Afstemmingsverordening Participatiewet, IOAW en IOAZ gemeente Waterland 2015

Geldend van 01-01-2015 t/m heden

Intitulé

Afstemmingsverordening Participatiewet, IOAW en IOAZ gemeente Waterland 2015

De raad van de gemeente Waterland,

gelezen het voorstel van het college van burgemeester en wethouders 11 november 2014;

overwegende dat het noodzakelijk is regels te stellen over de verantwoordelijkheid met betrekking tot de invulling van de rechten en plichten van bijstandsgerechtigden;

gelet op artikel 8, eerste lid, aanhef en onderdeel a en e, van de Participatiewet, artikel 35 van de Wet inkomensvoorziening oudere en gedeeltelijk arbeidsongeschikte werkloze werknemers en artikel 35 van de Wet inkomensvoorziening oudere en gedeeltelijk arbeidsongeschikte gewezen zelfstandigen,

B E S L U I T :

vast te stellen de navolgende

Afstemmingsverordening Participatiewet, IOAW en IOAZ gemeente Waterland 2015.

Artikel 1. Begripsbepalingen

In deze verordening en de daarop berustende bepalingen wordt verstaan onder:

  • a.

    benadelingsbedrag: netto-uitkering waarop eerder, langer of tot een hoger bedrag een beroep wordt of is gedaan ten gevolge van tekortschietend besef van verantwoordelijkheid voor de voorziening in het bestaan;

  • b.

    bijstandsnorm:

    • 1º.

      toepasselijke bijstandsnorm als bedoeld in artikel 5, onderdeel c, van de Participatiewet, of

    • 2º.

      grondslag van de uitkering als bedoeld in artikel 5, van de Wet inkomensvoorziening oudere en gedeeltelijk arbeidsongeschikte werkloze werknemers of artikel 5, van de Wet inkomensvoorziening oudere en gedeeltelijk arbeidsongeschikte gewezen zelfstandigen voor zover sprake is van een uitkering op grond van de Wet inkomensvoorziening oudere en gedeeltelijk arbeidsongeschikte werkloze werknemers of de Wet inkomensvoorziening oudere en gedeeltelijk arbeidsongeschikte gewezen zelfstandigen;

  • c.

    gemeente: gemeente Waterland;

  • d.

    IOAW: Wet inkomensvoorziening oudere en gedeeltelijk arbeidsongeschikte werkloze werknemers;

  • e.

    IOAZ: Wet inkomensvoorziening oudere en gedeeltelijk arbeidsongeschikte gewezen zelfstandigen;

  • f.

    belanghebbende: bijstandsgerechtigde;

  • g.

    uitkering: algemene bijstand op grond van de Participatiewet of een uitkering op grond van de Wet IOAW of de Wet IOAZ.

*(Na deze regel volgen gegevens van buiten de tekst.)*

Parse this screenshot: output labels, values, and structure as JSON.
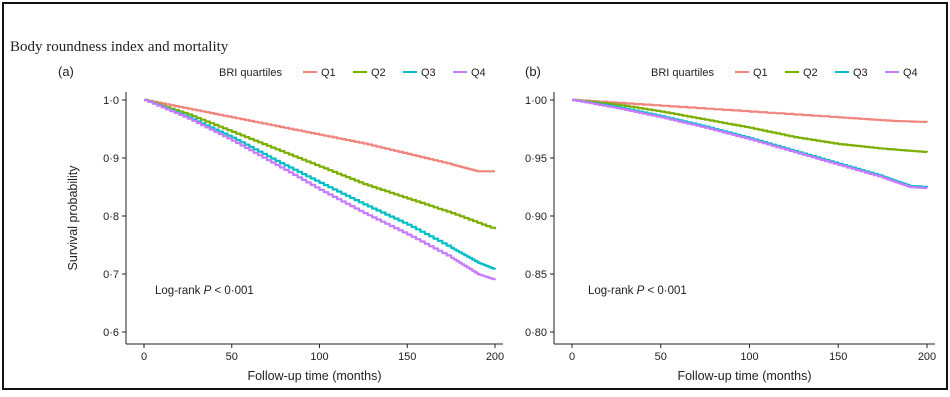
{
  "figure_title": "Body roundness index and mortality",
  "colors": {
    "Q1": "#f0857d",
    "Q2": "#7cae00",
    "Q3": "#00bfc4",
    "Q4": "#c77cff"
  },
  "chart_data": [
    {
      "type": "line",
      "panel": "(a)",
      "legend_title": "BRI quartiles",
      "legend_position": "top",
      "xlabel": "Follow-up time (months)",
      "ylabel": "Survival probability",
      "xlim": [
        0,
        200
      ],
      "ylim": [
        0.6,
        1.0
      ],
      "x_ticks": [
        0,
        50,
        100,
        150,
        200
      ],
      "y_ticks": [
        0.6,
        0.7,
        0.8,
        0.9,
        1.0
      ],
      "y_tick_labels": [
        "0·6",
        "0·7",
        "0·8",
        "0·9",
        "1·0"
      ],
      "annotation": {
        "prefix": "Log-rank ",
        "italic": "P",
        "suffix": " < 0·001"
      },
      "series": [
        {
          "name": "Q1",
          "x": [
            0,
            25,
            50,
            75,
            100,
            125,
            150,
            175,
            190,
            200
          ],
          "values": [
            1.0,
            0.985,
            0.97,
            0.955,
            0.94,
            0.925,
            0.907,
            0.889,
            0.877,
            0.877
          ]
        },
        {
          "name": "Q2",
          "x": [
            0,
            25,
            50,
            75,
            100,
            125,
            150,
            175,
            200
          ],
          "values": [
            1.0,
            0.975,
            0.945,
            0.915,
            0.885,
            0.855,
            0.83,
            0.805,
            0.777
          ]
        },
        {
          "name": "Q3",
          "x": [
            0,
            25,
            50,
            75,
            100,
            125,
            150,
            175,
            190,
            200
          ],
          "values": [
            1.0,
            0.97,
            0.935,
            0.895,
            0.857,
            0.82,
            0.785,
            0.745,
            0.72,
            0.708
          ]
        },
        {
          "name": "Q4",
          "x": [
            0,
            25,
            50,
            75,
            100,
            125,
            150,
            175,
            190,
            200
          ],
          "values": [
            1.0,
            0.968,
            0.93,
            0.888,
            0.845,
            0.805,
            0.768,
            0.728,
            0.7,
            0.69
          ]
        }
      ]
    },
    {
      "type": "line",
      "panel": "(b)",
      "legend_title": "BRI quartiles",
      "legend_position": "top",
      "xlabel": "Follow-up time (months)",
      "ylabel": "",
      "xlim": [
        0,
        200
      ],
      "ylim": [
        0.8,
        1.0
      ],
      "x_ticks": [
        0,
        50,
        100,
        150,
        200
      ],
      "y_ticks": [
        0.8,
        0.85,
        0.9,
        0.95,
        1.0
      ],
      "y_tick_labels": [
        "0·80",
        "0·85",
        "0·90",
        "0·95",
        "1·00"
      ],
      "annotation": {
        "prefix": "Log-rank ",
        "italic": "P",
        "suffix": " < 0·001"
      },
      "series": [
        {
          "name": "Q1",
          "x": [
            0,
            50,
            100,
            150,
            180,
            200
          ],
          "values": [
            1.0,
            0.995,
            0.99,
            0.985,
            0.982,
            0.981
          ]
        },
        {
          "name": "Q2",
          "x": [
            0,
            25,
            50,
            75,
            100,
            125,
            150,
            175,
            200
          ],
          "values": [
            1.0,
            0.996,
            0.99,
            0.983,
            0.976,
            0.968,
            0.962,
            0.958,
            0.955
          ]
        },
        {
          "name": "Q3",
          "x": [
            0,
            25,
            50,
            75,
            100,
            125,
            150,
            175,
            190,
            200
          ],
          "values": [
            1.0,
            0.994,
            0.986,
            0.977,
            0.967,
            0.956,
            0.945,
            0.934,
            0.926,
            0.925
          ]
        },
        {
          "name": "Q4",
          "x": [
            0,
            25,
            50,
            75,
            100,
            125,
            150,
            175,
            190,
            200
          ],
          "values": [
            1.0,
            0.993,
            0.985,
            0.976,
            0.966,
            0.955,
            0.944,
            0.933,
            0.925,
            0.924
          ]
        }
      ]
    }
  ]
}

Artikel 2. Het besluit tot opleggen van een verlaging

In het besluit tot het opleggen van een verlaging van de uitkering als bedoeld in de artikelen 9a, twaalfde lid, en 18, tweede, vijfde en zesde lid, van de Participatiewet, de artikelen 20 en 38, twaalfde lid, van de IOAW en de artikelen 20 en 38, twaalfde lid, van de IOAZ worden in ieder geval vermeld:

  • a.

    de reden van de verlaging;

  • b.

    de duur van de verlaging;

  • c.

    het bedrag of percentage waarmee de uitkering wordt verlaagd, en

  • d.

    indien van toepassing, de reden om af te wijken van de standaardverlaging.

Artikel 3. Horen van belanghebbende

  • 1. Voordat een verlaging wordt opgelegd wordt een belanghebbende in de gelegenheid gesteld zijn zienswijze naar voren te brengen.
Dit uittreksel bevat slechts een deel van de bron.